Look at the Notre Dame bench when Steve Vasturia hits the game-tying three in last year's ACC Championship game - for my money, the greatest single play in program history. You don't often see a bench burst with that much sheer enthusiasm for a mid-second-half three, including and especially the head coach. You also don't often see a 24-2 run in a conference championship game to cut down the nets.

Or look at Brey laugh off a rough offensive first half against Wisconsin in this year's Sweet 16 match-up (around 1:14 in the video). A lesser coach would be screaming, lecturing, or grasping to find the right words. Not Brey. His calm, composure, and confidence permeated his locker room and stayed with them on the court, where Notre Dame's 8-0 run for the ages in the final minute earned them another Elite 8 appearance.

How about Mike Brey giggling and riling up his team as the ACC quarterfinal against Duke headed to overtime? It's no wonder his team came back from 16 down and dominated the overtime period. It's also no wonder his team has gone 13-2 in overtime games in the past five seasons, or that it has gone 5-1 against Duke and the much stiffer Coach K since joining the ACC.

The attitude of this team is just different than it ever has been. In 2013, Notre Dame collapsed under the weight of its own pressure after constantly talking about how important getting to the Sweet 16 was for them. They were, of course, thoroughly embarrassed by Iowa State in the first round of the NCAA Tournament.

In 2011, the pressure to get to Saturday night in the Garden caused them to slip up in the second half against Louisville despite having dominated that game, tournament, and most of the season up until that point. They could never recover, and that season's eventual second round beating at the hands of Florida State has loomed large over any discussion of Brey's tenure.

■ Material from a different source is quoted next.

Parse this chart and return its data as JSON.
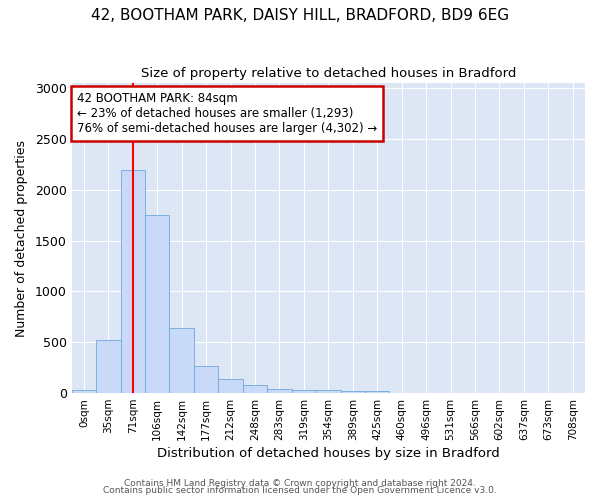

You can tell similar stories of losses against Xavier, Winthrop, Old Dominion, or Washington State, a team so visibly rattled on the biggest stage that it became just a shell of its otherwise talented and accomplished self. But now, the culture inside Notre Dame basketball is an entirely different one. Now, we've seen wins all over Tobacco Road. An overtime win over Butler and second half dominance over Wichita State. The comeback kids against Michigan, Stephen F. Austin, and Wisconsin. Three nights in Greensboro that included convincing wins over Duke and North Carolina.

A guy that was an NCAA Tournament mainstay, at a program where that is already nearly impossible, managed to top himself and turn his team into a force come March, in a new conference no less. After 14 years, a coach just does not lead that kind of turnaround. Not unless it's a truly special coach that is willing to change himself in order to change his program for the better. Dixon and Stallings could not do that. Others like Leonard Hamilton, Thad Matta, John Thompson III, and Lorenzo Romar are reaching similar breaking points at their programs.

Unfortunately for fans of those programs, there is only one Mike Brey, and the Irish are lucky to have him.